La producción de tales armas no solo constituye una amenaza para los enemigos externos de Washington. Los funcionarios estadounidenses ya están respondiendo a las protestas de masas describiendo las calles estadounidenses como “espacios de batalla” que deben ser “dominados” a través de la fuerza militarizada. No se puede excluir para nada que la clase gobernante estadounidense intentaría apuntar estas armas tan horrendas en contra de un levantamiento revolucionario de la clase obrera estadounidense.

En un artículo del 3 de agosto en la revista de referencia de la política exterior estadounidense Foreign Affairs, el ex primer ministro australiano Kevin Rudd se refirió a los recientes cierres de consulados y llamados por parte de los oficiales estadounidenses de derrocar al Partido Comunista Chino (PCCh) y escribió:

“La interrogante que ahora se pregunta, de manera silenciosa pero también nerviosa, en las capitales del mundo es, ¿adónde llevará esto? El resultado antes impensable —un conflicto real armado entre Estados Unidos y China— ahora parece ser posible por primera vez desde el final de la guerra coreana.

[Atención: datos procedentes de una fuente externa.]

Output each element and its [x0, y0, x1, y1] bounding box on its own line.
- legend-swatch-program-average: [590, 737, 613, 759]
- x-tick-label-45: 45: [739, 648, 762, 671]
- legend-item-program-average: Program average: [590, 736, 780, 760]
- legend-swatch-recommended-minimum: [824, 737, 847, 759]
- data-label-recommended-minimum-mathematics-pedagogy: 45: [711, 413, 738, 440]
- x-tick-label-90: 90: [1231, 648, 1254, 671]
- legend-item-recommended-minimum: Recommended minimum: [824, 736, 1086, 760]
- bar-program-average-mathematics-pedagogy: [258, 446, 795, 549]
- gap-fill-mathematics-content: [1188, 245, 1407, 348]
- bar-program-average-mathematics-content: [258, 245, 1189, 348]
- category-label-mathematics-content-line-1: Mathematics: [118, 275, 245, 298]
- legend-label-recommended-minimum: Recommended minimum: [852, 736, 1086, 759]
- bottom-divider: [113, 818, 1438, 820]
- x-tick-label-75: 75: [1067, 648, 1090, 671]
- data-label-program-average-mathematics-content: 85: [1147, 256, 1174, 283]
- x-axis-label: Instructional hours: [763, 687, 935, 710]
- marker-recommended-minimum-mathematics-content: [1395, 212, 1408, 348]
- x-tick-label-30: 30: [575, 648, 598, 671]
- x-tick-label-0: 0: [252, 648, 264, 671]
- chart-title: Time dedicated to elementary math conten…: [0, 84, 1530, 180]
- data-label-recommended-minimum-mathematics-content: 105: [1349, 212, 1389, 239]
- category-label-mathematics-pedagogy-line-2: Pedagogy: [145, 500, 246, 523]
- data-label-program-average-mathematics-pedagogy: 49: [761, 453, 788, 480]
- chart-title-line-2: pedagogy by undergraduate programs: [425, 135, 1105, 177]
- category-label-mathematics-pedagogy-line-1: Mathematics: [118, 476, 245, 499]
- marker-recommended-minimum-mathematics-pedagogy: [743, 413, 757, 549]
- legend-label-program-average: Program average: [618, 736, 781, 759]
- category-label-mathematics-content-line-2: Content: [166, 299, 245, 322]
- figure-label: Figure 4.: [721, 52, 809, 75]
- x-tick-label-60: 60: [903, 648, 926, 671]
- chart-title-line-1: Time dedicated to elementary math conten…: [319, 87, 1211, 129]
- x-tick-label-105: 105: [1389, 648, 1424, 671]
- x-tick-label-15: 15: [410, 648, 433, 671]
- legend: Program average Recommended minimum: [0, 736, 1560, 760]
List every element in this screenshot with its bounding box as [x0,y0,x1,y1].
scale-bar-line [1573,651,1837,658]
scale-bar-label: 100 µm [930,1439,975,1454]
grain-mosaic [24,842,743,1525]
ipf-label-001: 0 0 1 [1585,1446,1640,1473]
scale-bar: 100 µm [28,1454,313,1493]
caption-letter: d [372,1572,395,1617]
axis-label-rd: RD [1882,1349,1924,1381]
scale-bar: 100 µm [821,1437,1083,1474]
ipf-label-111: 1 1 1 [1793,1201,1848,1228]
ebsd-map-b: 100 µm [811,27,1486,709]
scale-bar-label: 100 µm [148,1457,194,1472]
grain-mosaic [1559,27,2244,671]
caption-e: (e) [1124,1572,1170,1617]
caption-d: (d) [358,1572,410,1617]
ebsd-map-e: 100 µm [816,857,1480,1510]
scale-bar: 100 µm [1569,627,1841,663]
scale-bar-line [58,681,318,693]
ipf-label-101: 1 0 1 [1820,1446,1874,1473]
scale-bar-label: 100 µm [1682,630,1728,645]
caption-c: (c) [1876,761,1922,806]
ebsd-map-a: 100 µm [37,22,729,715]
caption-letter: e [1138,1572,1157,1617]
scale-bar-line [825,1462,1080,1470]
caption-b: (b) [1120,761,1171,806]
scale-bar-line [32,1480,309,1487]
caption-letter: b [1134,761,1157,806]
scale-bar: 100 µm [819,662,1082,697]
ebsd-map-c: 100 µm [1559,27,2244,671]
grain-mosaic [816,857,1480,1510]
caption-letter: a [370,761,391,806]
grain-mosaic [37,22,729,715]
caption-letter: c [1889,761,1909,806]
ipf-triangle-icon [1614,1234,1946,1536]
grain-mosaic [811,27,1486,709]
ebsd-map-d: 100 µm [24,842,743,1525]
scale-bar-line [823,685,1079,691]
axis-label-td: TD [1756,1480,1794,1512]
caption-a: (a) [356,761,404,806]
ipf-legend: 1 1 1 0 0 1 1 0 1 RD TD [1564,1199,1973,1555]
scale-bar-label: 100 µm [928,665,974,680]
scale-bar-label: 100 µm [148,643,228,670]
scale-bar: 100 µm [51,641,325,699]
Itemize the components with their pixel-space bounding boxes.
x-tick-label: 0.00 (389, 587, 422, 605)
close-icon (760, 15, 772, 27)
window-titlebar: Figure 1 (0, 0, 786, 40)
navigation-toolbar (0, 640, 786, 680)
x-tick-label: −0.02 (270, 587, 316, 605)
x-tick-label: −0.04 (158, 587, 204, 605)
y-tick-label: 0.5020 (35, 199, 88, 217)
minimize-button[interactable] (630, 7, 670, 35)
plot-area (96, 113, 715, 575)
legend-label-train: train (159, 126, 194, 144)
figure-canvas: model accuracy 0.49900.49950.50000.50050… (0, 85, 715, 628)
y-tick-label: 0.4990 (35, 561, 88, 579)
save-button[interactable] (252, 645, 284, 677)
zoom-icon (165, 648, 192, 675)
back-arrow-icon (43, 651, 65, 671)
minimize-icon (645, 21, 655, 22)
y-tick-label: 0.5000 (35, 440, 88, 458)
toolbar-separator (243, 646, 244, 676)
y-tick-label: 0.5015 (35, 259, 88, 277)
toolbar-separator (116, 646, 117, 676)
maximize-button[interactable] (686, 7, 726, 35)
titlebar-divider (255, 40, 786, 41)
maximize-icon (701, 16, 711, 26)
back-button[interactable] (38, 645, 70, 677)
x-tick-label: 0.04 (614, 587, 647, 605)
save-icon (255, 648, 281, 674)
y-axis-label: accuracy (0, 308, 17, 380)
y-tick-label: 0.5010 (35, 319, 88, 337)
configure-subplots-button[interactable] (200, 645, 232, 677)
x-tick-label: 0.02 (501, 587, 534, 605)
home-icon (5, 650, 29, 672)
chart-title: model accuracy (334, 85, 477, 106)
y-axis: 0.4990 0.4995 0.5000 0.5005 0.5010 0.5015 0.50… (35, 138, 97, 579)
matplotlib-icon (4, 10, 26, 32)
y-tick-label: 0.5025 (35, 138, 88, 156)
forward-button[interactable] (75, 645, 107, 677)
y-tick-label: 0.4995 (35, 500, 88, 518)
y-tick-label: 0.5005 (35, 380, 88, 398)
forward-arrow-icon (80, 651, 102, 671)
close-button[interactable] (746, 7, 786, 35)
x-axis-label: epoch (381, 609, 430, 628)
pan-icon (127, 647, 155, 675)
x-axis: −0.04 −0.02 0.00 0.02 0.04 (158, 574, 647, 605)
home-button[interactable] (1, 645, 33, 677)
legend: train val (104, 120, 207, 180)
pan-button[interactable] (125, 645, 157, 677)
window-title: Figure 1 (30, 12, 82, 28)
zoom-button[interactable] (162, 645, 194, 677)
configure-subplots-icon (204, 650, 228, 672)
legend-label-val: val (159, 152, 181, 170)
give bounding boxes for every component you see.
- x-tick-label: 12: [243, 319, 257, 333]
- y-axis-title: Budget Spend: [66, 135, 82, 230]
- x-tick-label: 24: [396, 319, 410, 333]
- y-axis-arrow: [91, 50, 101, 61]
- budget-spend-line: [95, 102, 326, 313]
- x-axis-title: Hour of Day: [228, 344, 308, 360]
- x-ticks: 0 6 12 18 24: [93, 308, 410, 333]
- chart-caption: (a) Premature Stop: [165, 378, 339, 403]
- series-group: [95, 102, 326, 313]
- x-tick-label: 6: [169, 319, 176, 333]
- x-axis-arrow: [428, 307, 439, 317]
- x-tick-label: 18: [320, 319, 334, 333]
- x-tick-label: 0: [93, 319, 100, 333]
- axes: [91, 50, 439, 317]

En otras palabras, no solo nos enfrentamos a la posibilidad de una nueva guerra fría, sino también una caliente”.

Si esto es lo que está siendo preguntado, “de manera silenciosa pero también nerviosa” en cada capital, claramente la verdadera interrogante no es si estallará o no dicha guerra —sea contra China, Rusia, o incluso los otrora aliados del imperialismo estadounidense en Europa—, sino cuándo estallará y qué se puede hacer para detenerla.

La pandemia del COVID-19 y la crisis económica cada vez más profunda tan solo han intensificado la desesperación y la imprudencia de la clase gobernante estadounidense. Las amenazas de guerra y una guerra en sí se vuelven medios para desviar hacia el exterior las inmensas presiones sociales y políticas que se están acumulando dentro de Estados Unidos.

La amenaza de una nueva guerra mundial y una aniquilación nuclear es hoy más grave que en cualquier momento desde las atrocidades de Hiroshima y Nagasaki. Una conmemoración auténtica del 75 aniversario de los bombardeos atómicos de Japón y para honrar a los cientos de miles de víctimas inocentes solo es posible por medio de la construcción de un poderoso movimiento contra la guerra de la clase obrera estadounidense e internacional como parte de la lucha global por el socialismo.